Livro
das simpatias: nonsense e humor
(Neide Medeiros Santos – Leitora votante FNLIJ/PB)
Eu quero um barco nas nuvens
um porto calmo
e a desarrumada vertigem
das velas dando adeus.
(Antonio
Barreto. Livro das simpatias).
Há várias maneiras de um livro cativar o leitor, pode ser
pelo título, como “Enterrem meu coração na curva do rio”, “Olhai os lírios do
campo”; pelas ilustrações, e citamos, “Tempo de voo”, “Rua Âmbar”, esses dois
na área dos infantis. Há outros elementos que despertam o interesse do leitor –
a capa, as epígrafes, as notas explicativas, as apresentações. O teórico francês Gérard Genette denominou esses
acessórios que complementam os livros de “paratextos”.

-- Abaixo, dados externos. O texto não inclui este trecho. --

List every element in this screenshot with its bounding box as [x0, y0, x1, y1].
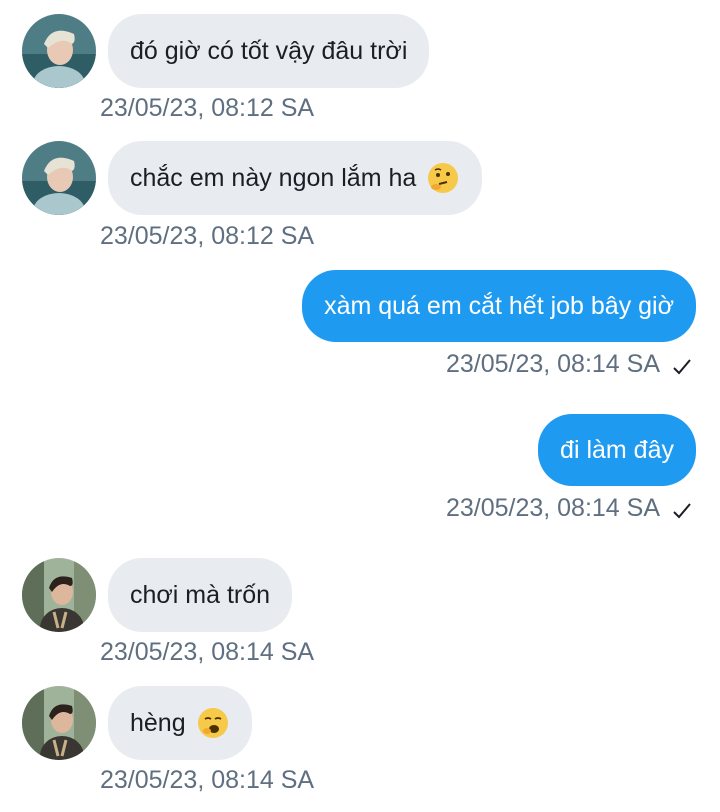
avatar-dark-hair-icon — [22, 686, 96, 760]
avatar[interactable] — [22, 558, 96, 632]
check-icon — [672, 355, 692, 375]
message-bubble[interactable]: đi làm đây — [538, 414, 696, 486]
avatar[interactable] — [22, 141, 96, 215]
yawning-face-emoji-icon — [196, 706, 230, 740]
message-timestamp: 23/05/23, 08:14 SA — [446, 494, 692, 523]
message-timestamp: 23/05/23, 08:12 SA — [100, 94, 315, 122]
avatar[interactable] — [22, 14, 96, 88]
message-text: đó giờ có tốt vậy đâu trời — [130, 36, 408, 65]
avatar-dark-hair-icon — [22, 558, 96, 632]
message-text: chơi mà trốn — [130, 580, 271, 609]
message-timestamp: 23/05/23, 08:12 SA — [100, 222, 315, 250]
message-bubble[interactable]: chắc em này ngon lắm ha — [108, 141, 483, 215]
message-timestamp: 23/05/23, 08:14 SA — [446, 350, 692, 379]
message-text: đi làm đây — [560, 435, 674, 464]
check-icon — [672, 499, 692, 519]
message-text: chắc em này ngon lắm ha — [130, 163, 417, 192]
message-bubble[interactable]: hèng — [108, 686, 252, 760]
thinking-face-emoji-icon — [426, 161, 460, 195]
message-timestamp: 23/05/23, 08:14 SA — [100, 766, 315, 794]
message-bubble[interactable]: đó giờ có tốt vậy đâu trời — [108, 14, 430, 88]
avatar-blond-man-icon — [22, 141, 96, 215]
message-text: xàm quá em cắt hết job bây giờ — [324, 291, 674, 320]
message-text: hèng — [130, 708, 186, 737]
avatar[interactable] — [22, 686, 96, 760]
avatar-blond-man-icon — [22, 14, 96, 88]
message-bubble[interactable]: xàm quá em cắt hết job bây giờ — [302, 270, 696, 342]
message-bubble[interactable]: chơi mà trốn — [108, 558, 293, 632]
message-timestamp: 23/05/23, 08:14 SA — [100, 638, 315, 666]
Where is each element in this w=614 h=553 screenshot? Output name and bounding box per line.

O “Livro das simpatias” (Ed. Baobá, 2014), de Antonio Barreto,
com ilustrações de Guili Seara, é um livro rico de paratextualidades. Se a capa
chama a atenção pelo bonito colorido e os minúsculos desenhos, as ilustrações
que antecedem os textos e tomam uma página inteira foram inspiradas nos
desenhos em bico de pena de artistas do século XIX: Thiebault, H. Emy, Coste e
constitui mais um motivo para atrair o leitor. São treze textos apresentados de modo
humorístico e, muitas vezes, desconexos, levando-nos a pensar nos poemas de
Edward Lear, marcados pelo nonsense.
Além das ilustrações que acompanham cada texto, logo após
o título, aparece uma epígrafe. O poeta Mário Quintana, sempre reverenciado e
citado neste livro, comparece com esta epígrafe: Teus silêncios são pausas musicais. Quintana é intertextualizado nesta outra epigrafe:
Procurar pelas coisas, mesmo as
impossíveis, / É avivar de longe a brasa das estrelas. Ora... O que seria das
coisas invisíveis, / Não fosse a ilusão de aprender a vê-las?

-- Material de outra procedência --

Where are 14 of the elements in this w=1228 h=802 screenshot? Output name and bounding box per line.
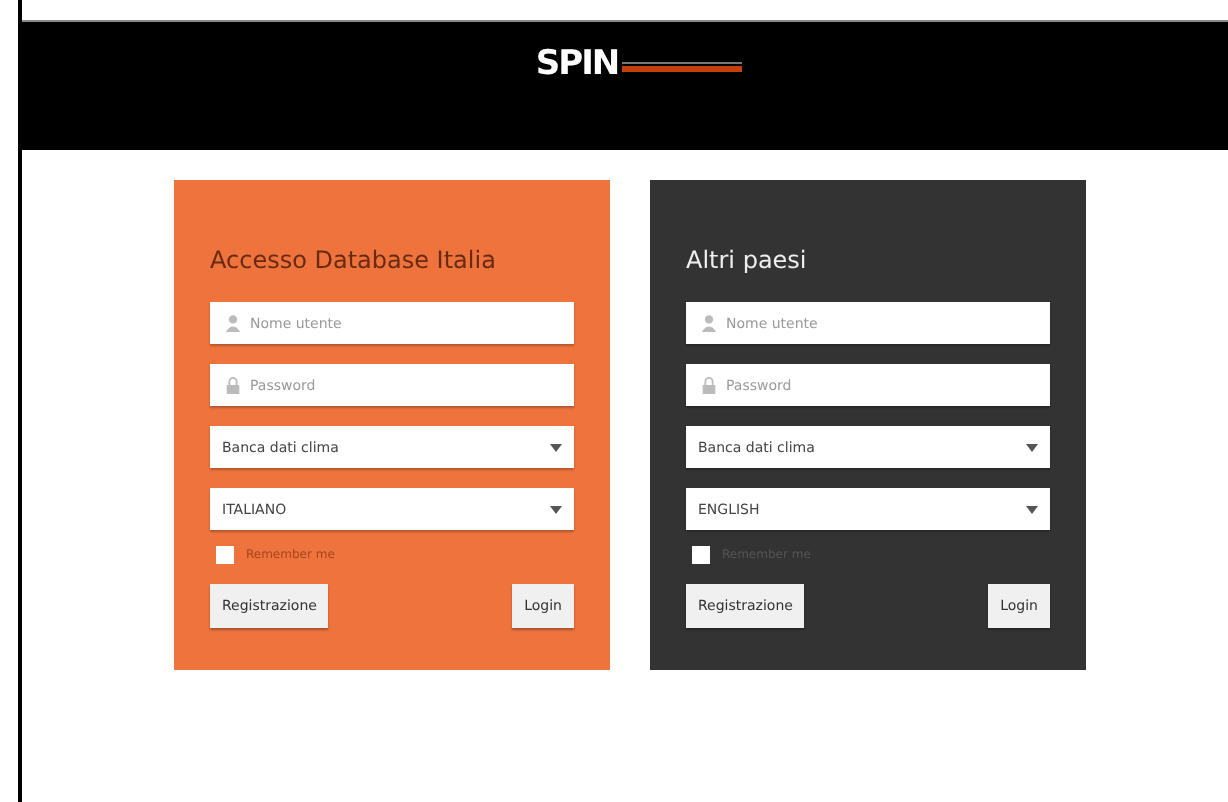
lock-icon	[700, 376, 718, 394]
caret-icon	[1026, 443, 1038, 451]
caret-icon	[550, 505, 562, 513]
user-icon	[224, 314, 242, 332]
remember-checkbox[interactable]	[216, 546, 234, 564]
panel-title: Accesso Database Italia	[210, 246, 498, 274]
panel-title: Altri paesi	[686, 246, 809, 274]
lock-icon	[224, 376, 242, 394]
caret-icon	[550, 443, 562, 451]
logo-text: SPIN	[535, 48, 619, 82]
caret-icon	[1026, 505, 1038, 513]
logo-underline-icon	[622, 62, 743, 78]
user-icon	[700, 314, 718, 332]
remember-checkbox[interactable]	[692, 546, 710, 564]
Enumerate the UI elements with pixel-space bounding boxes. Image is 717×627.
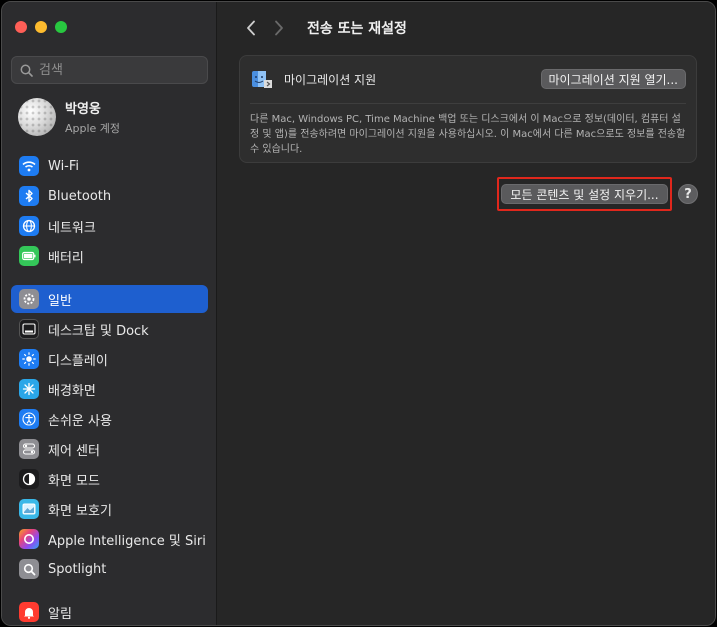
wifi-icon [19,156,39,176]
back-button[interactable] [237,14,265,42]
sidebar-item-label: 손쉬운 사용 [48,413,112,429]
siri-icon [19,529,39,549]
sidebar-item-apple-intelligence-siri[interactable]: Apple Intelligence 및 Siri [11,525,208,553]
sidebar-item-label: 네트워크 [48,220,96,236]
sidebar-item-label: 화면 보호기 [48,503,112,519]
minimize-button[interactable] [35,21,47,33]
sidebar-item-label: Spotlight [48,561,107,577]
sidebar-item-label: 디스플레이 [48,353,108,369]
window-controls [15,21,67,33]
sidebar-item-label: 화면 모드 [48,473,100,489]
avatar [18,98,56,136]
chevron-left-icon [247,20,255,36]
sidebar-item-control-center[interactable]: 제어 센터 [11,435,208,463]
sidebar-item-label: Bluetooth [48,188,112,204]
sidebar-item-label: 배터리 [48,250,84,266]
card-divider [250,103,686,104]
sidebar-item-general[interactable]: 일반 [11,285,208,313]
sidebar-item-wallpaper[interactable]: 배경화면 [11,375,208,403]
migration-assistant-icon [252,71,272,88]
sidebar-item-screensaver[interactable]: 화면 보호기 [11,495,208,523]
sidebar-item-label: 데스크탑 및 Dock [48,323,149,339]
chevron-right-icon [275,20,283,36]
forward-button[interactable] [265,14,293,42]
sidebar-item-bluetooth[interactable]: Bluetooth [11,182,208,210]
migration-assistant-card: 마이그레이션 지원 마이그레이션 지원 열기... 다른 Mac, Window… [239,55,697,163]
spotlight-icon [19,559,39,579]
battery-icon [19,246,39,266]
zoom-button[interactable] [55,21,67,33]
profile-subtitle: Apple 계정 [65,122,121,135]
sidebar-item-desktop-dock[interactable]: 데스크탑 및 Dock [11,315,208,343]
migration-row: 마이그레이션 지원 마이그레이션 지원 열기... [250,66,686,92]
globe-icon [19,216,39,236]
wallpaper-icon [19,379,39,399]
sidebar-item-wifi[interactable]: Wi-Fi [11,152,208,180]
gear-icon [19,289,39,309]
control-center-icon [19,439,39,459]
sun-icon [19,349,39,369]
sidebar-item-network[interactable]: 네트워크 [11,212,208,240]
sidebar-item-battery[interactable]: 배터리 [11,242,208,270]
sidebar-item-accessibility[interactable]: 손쉬운 사용 [11,405,208,433]
close-button[interactable] [15,21,27,33]
sidebar-item-label: 일반 [48,293,72,309]
sidebar-item-spotlight[interactable]: Spotlight [11,555,208,583]
bluetooth-icon [19,186,39,206]
main-pane: 전송 또는 재설정 마이그레이션 지원 마이그레이션 지원 열기... 다른 M… [217,2,715,625]
sidebar-item-displays[interactable]: 디스플레이 [11,345,208,373]
dock-icon [19,319,39,339]
appearance-icon [19,469,39,489]
erase-all-content-button[interactable]: 모든 콘텐츠 및 설정 지우기... [501,184,668,204]
sidebar-item-label: Wi-Fi [48,158,80,174]
migration-label: 마이그레이션 지원 [284,72,377,87]
sidebar-item-appearance[interactable]: 화면 모드 [11,465,208,493]
sidebar: 박영웅 Apple 계정 Wi-Fi Bluetooth [2,2,217,625]
profile-name: 박영웅 [65,102,101,117]
search-icon [20,64,33,77]
migration-description: 다른 Mac, Windows PC, Time Machine 백업 또는 디… [250,114,686,155]
apple-account[interactable]: 박영웅 Apple 계정 [18,98,120,136]
sidebar-item-notifications[interactable]: 알림 [11,598,208,625]
settings-window: 박영웅 Apple 계정 Wi-Fi Bluetooth [1,1,716,626]
search-field[interactable] [11,56,208,84]
search-input[interactable] [39,62,199,78]
sidebar-item-label: Apple Intelligence 및 Siri [48,533,206,549]
sidebar-item-label: 제어 센터 [48,443,100,459]
accessibility-icon [19,409,39,429]
screensaver-icon [19,499,39,519]
open-migration-assistant-button[interactable]: 마이그레이션 지원 열기... [540,69,686,89]
page-title: 전송 또는 재설정 [307,21,407,37]
highlight-box: 모든 콘텐츠 및 설정 지우기... [497,177,672,211]
toolbar: 전송 또는 재설정 [237,14,407,42]
sidebar-item-label: 배경화면 [48,383,96,399]
sidebar-item-label: 알림 [48,606,72,622]
bell-icon [19,602,39,622]
help-button[interactable]: ? [678,184,698,204]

Podemos dividir o livro em duas partes; na primeira, encontramos
treze receitas de simpatia irreverentes; na segunda, vêm explicações que nos
são fornecidas pela sabedoria popular e não trazem a marca do nonsense.
Vamos apresentar exemplos da simpatia do primeiro bloco e
outra do segundo para que o leitor sinta como, embora diferentes, elas se
complementam.
“Para encontrar um
príncipe encantado”, o narrador sugere que se procure com uma lanterna um sapo
na lagoa, e coloque sobre sua cabeça uma cartolinha de mágico, em seguida,
vire-se de costas e jogue duas mechas de seus próprios cabelos no brejo. Se o
belo rapaz não aparecer, tente novamente.
Para encontrar casamento, a sabedoria popular indica
outro tipo de receita. É recorrer a Santo Antônio Casamenteiro. Esse santo é
responsável por tirar muita moça do caritó. As rezas, as promessas, tudo vale,
é ter fé no santo e esperar que apareça o marido desejado.
Quanto à origem das simpatias, elas são desconhecidas. É
difícil encontrar uma definição própria para essa crendice ou superstição. Folclore?
Ficção? Verdade? Fantasia? Talvez pertençam “ao reino espantado das coisas
imaginárias.”
Não procure o leitor
jovem (o livro é destinado aos jovens, mas pode ser lido com muito prazer pelos
adultos) soluções ou simpatias plausíveis, é tudo apresentado de modo desconexo,
risível e com muito humor.
Neste livro o que realmente nos chamou mais a atenção
foram as ilustrações, recriadas a partir de desenhos antigos, seguindo-se as
epígrafes, as intertextualidades com poemas de Quintana. Acrescentamos a combinação dos rituais
poéticos que se mesclam com o nonsense, o humor e a fantasia, além do
predomínio dos elementos paratextuais.
Para
melhor conhecer os autores – escritor e ilustrador – vai um pouco de cada um
deles. Antonio Barreto nasceu em Minas Gerais e afirma que antes de “vestir a
carapuça de escritor” fez várias coisas na vida: estudou História, Letras e Engenharia
Civil. Viajou muito, construiu pontes, edifícios, estradas, depois descobriu
que a única coisa que o fazia realmente feliz era “ler, reler, escrever e
reescrever”, aí se transformou em escritor.
Giuli Seara veio da região Norte do Brasil, do Amapá,
nasceu em plena Floresta Amazônica. É designer gráfico há mais de trinta anos,
já conquistou mais de 40 prêmios nacionais e internacionais. Para ilustrar o
“Livro da simpatia”, utilizou a técnica da colagem sobre desenhos de bico de
pena de ilustradores antigos e o resultado foi muito bom.
A
melhor receita para este finalzinho de férias é ler o “Livro das Simpatias”.